President Joe Biden appeared to walk back Thursday's statements criticizing former President Donald Trump and his supporters, saying that his speech was condemning the efforts to overturn a legitimate election rather than an attack on conservative voters.

Speaking to reporters on Friday, Biden said he wasn't referring to "any Trump supporter" when he spoke about the threats posed to American democracy the night before.

"I don't consider any Trump supporter to be a threat to the country," Biden said. "I do think anyone who calls for the use of violence, fails to condemn violence when it's used, refuses to acknowledge an election has been won, insists upon changing the way in which we rule and count votes, that is a threat to democracy."

The president's comments came less than 24 hours after he delivered a speech in Pennsylvania, criticizing the Republican Party for being "dominated, driven and intimidated by Donald Trump and the MAGA Republicans."

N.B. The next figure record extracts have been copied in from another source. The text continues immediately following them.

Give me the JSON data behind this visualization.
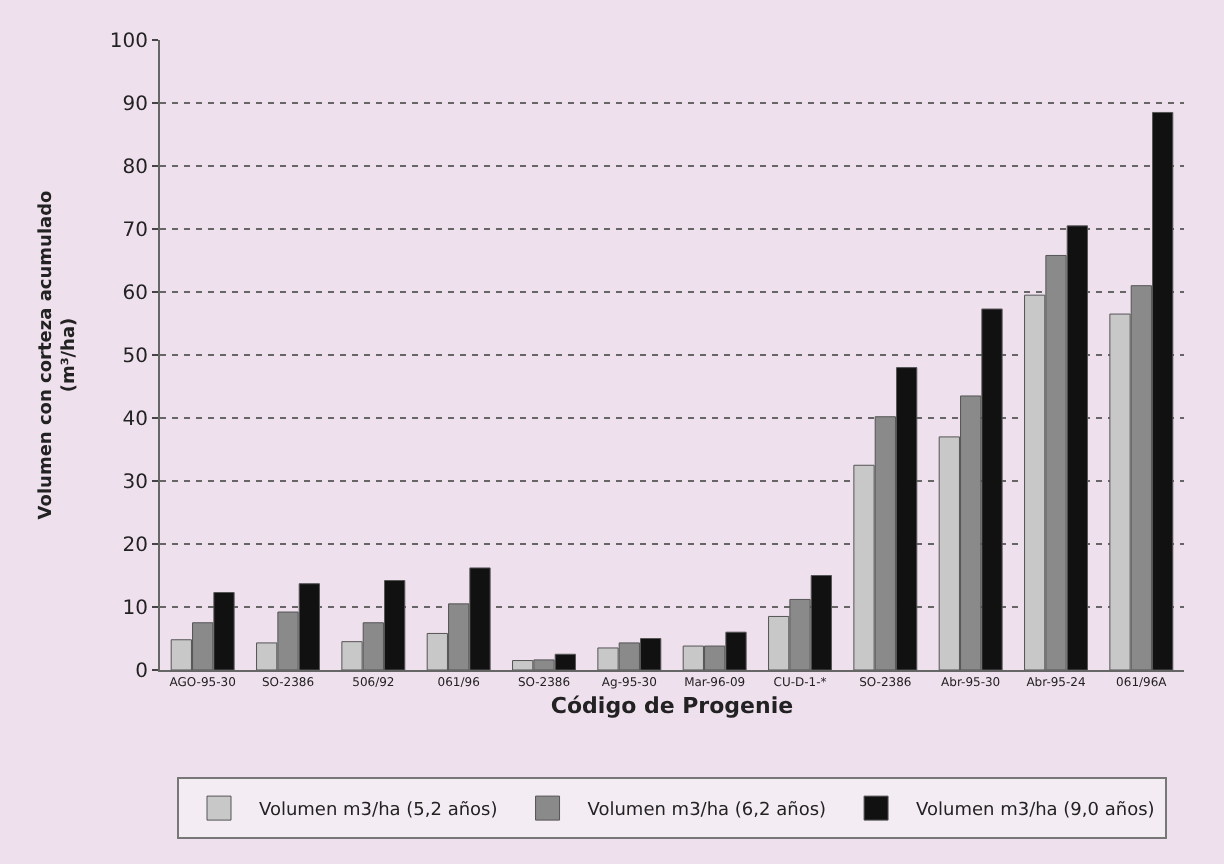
{
  "chart_data": {
    "type": "bar",
    "xlabel": "Código de Progenie",
    "ylabel": "Volumen con corteza acumulado\n(m³/ha)",
    "categories": [
      "AGO-95-30",
      "SO-2386",
      "506/92",
      "061/96",
      "SO-2386",
      "Ag-95-30",
      "Mar-96-09",
      "CU-D-1-*",
      "SO-2386",
      "Abr-95-30",
      "Abr-95-24",
      "061/96A"
    ],
    "series": [
      {
        "name": "Volumen m3/ha (5,2 años)",
        "color": "#c8c8c8",
        "values": [
          4.8,
          4.3,
          4.5,
          5.8,
          1.5,
          3.5,
          3.8,
          8.5,
          32.5,
          37,
          59.5,
          56.5
        ]
      },
      {
        "name": "Volumen m3/ha (6,2 años)",
        "color": "#8a8a8a",
        "values": [
          7.5,
          9.2,
          7.5,
          10.5,
          1.6,
          4.3,
          3.8,
          11.2,
          40.2,
          43.5,
          65.8,
          61
        ]
      },
      {
        "name": "Volumen m3/ha (9,0 años)",
        "color": "#111111",
        "values": [
          12.3,
          13.7,
          14.2,
          16.2,
          2.5,
          5,
          6,
          15,
          48,
          57.3,
          70.5,
          88.5
        ]
      }
    ],
    "ylim": [
      0,
      100
    ],
    "yticks": [
      0,
      10,
      20,
      30,
      40,
      50,
      60,
      70,
      80,
      90,
      100
    ],
    "grid": "y",
    "legend": "bottom"
  }
}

Biden MAGA Republicans Speech
President Joe Biden delivers a primetime speech at Independence National Historical Park on September 1, 2022 in Philadelphia, Pennsylvania. On Friday, Biden said, "I don't consider any Trump supporter to be a threat to the country." Alex Wong/Getty Images

"And that is a threat to this country," Biden said on Thursday.

Despite saying: "Not every Republican embraces their extreme ideology," Biden's remarks were heavily criticized by Trump loyalists, who compared the president to Nazi leader Adolf Hitler. Other social media users suspected that the imagery behind Biden during his speech played into the "Dark Brandon" memes.

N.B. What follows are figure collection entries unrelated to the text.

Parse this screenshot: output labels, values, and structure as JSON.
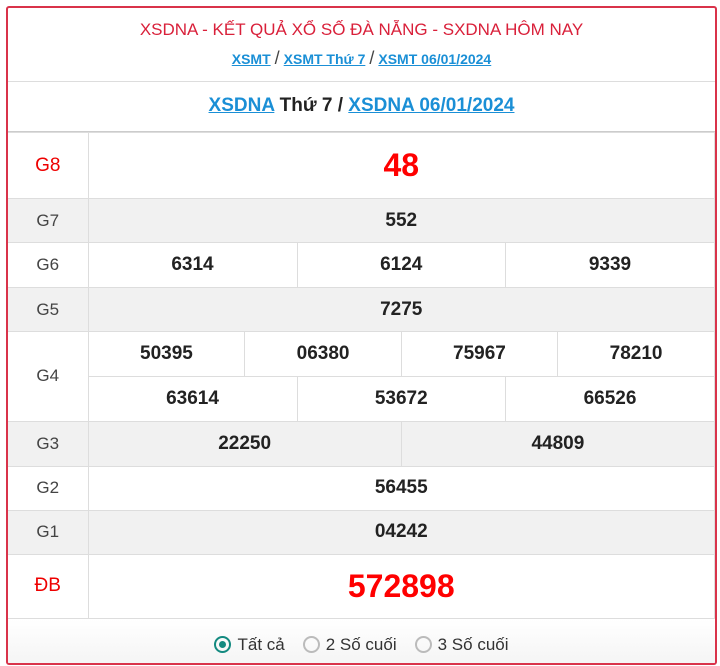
{
  "header": {
    "title": "XSDNA - KẾT QUẢ XỔ SỐ ĐÀ NẴNG - SXDNA HÔM NAY",
    "breadcrumb": [
      "XSMT",
      "XSMT Thứ 7",
      "XSMT 06/01/2024"
    ],
    "separator": "/"
  },
  "subtitle": {
    "link1": "XSDNA",
    "text": "Thứ 7 /",
    "link2": "XSDNA 06/01/2024"
  },
  "prizes": {
    "g8": {
      "label": "G8",
      "values": [
        "48"
      ]
    },
    "g7": {
      "label": "G7",
      "values": [
        "552"
      ]
    },
    "g6": {
      "label": "G6",
      "values": [
        "6314",
        "6124",
        "9339"
      ]
    },
    "g5": {
      "label": "G5",
      "values": [
        "7275"
      ]
    },
    "g4": {
      "label": "G4",
      "values": [
        "50395",
        "06380",
        "75967",
        "78210",
        "63614",
        "53672",
        "66526"
      ]
    },
    "g3": {
      "label": "G3",
      "values": [
        "22250",
        "44809"
      ]
    },
    "g2": {
      "label": "G2",
      "values": [
        "56455"
      ]
    },
    "g1": {
      "label": "G1",
      "values": [
        "04242"
      ]
    },
    "db": {
      "label": "ĐB",
      "values": [
        "572898"
      ]
    }
  },
  "filter": {
    "options": [
      "Tất cả",
      "2 Số cuối",
      "3 Số cuối"
    ],
    "selected": "Tất cả"
  },
  "colors": {
    "accent": "#d9334a",
    "link": "#1a8fd6",
    "radio": "#138a80",
    "highlight": "#ff0000"
  }
}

On Friday, Biden told reporters that Americans who voted for Trump "weren't voting for attacking the Capitol," in reference to the January 6, 2021, riot in Washington D.C.

"They weren't voting for overruling an election. They were voting for a philosophy he put forward," Biden said, adding that what he was really trying to get at in his speech was "a failure to recognize and condemn violence whenever it's used for these purposes."

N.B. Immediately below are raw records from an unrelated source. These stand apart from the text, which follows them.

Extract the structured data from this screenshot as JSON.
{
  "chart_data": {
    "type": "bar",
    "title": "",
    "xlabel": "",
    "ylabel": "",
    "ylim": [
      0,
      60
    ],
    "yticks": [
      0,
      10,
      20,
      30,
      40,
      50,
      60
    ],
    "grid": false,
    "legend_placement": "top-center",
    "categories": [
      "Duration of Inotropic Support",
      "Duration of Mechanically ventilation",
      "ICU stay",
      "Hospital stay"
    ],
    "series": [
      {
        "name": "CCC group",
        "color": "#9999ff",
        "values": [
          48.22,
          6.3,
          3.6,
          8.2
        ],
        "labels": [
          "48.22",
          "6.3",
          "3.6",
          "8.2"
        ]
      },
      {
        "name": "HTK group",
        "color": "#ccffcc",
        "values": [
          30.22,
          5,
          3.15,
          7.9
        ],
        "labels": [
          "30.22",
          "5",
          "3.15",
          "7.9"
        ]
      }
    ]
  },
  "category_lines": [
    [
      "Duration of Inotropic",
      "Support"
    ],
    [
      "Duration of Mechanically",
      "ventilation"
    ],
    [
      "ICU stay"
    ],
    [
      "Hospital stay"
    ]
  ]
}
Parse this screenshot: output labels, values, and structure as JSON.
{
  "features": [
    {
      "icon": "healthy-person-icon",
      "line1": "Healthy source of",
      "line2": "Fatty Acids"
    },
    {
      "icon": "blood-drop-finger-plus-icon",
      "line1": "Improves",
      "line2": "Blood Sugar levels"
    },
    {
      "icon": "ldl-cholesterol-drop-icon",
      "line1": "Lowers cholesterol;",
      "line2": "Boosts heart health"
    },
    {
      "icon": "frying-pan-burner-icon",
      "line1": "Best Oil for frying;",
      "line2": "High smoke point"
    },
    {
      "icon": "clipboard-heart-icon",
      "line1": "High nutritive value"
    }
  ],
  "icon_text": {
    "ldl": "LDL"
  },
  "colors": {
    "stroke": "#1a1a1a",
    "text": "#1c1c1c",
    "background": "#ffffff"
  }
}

"Failure to condemn an attempt to manipulate electoral outcomes. Failure to acknowledge when elections are won or lost," he said.

More than a year and a half since the 2020 presidential election, Trump has continued to assert that the election was "stolen" and claimed that he was the "rightful winner." On Monday, he called for a "new election."

Biden's victory was certified by the Electoral College on January 6, 2021.

During Friday's press briefing, White House Press Secretary Karine Jean-Pierre said the administration did not consider Thursday's speech to be "political."

"Standing up for democracy is not political. Denouncing political violence is not political. Defending rights and freedom is not political," Jean-Pierre said. "Making clear that the challenges facing the nation is not political.

"We do not call any of that political. We see that as leadership and we see that as presidential."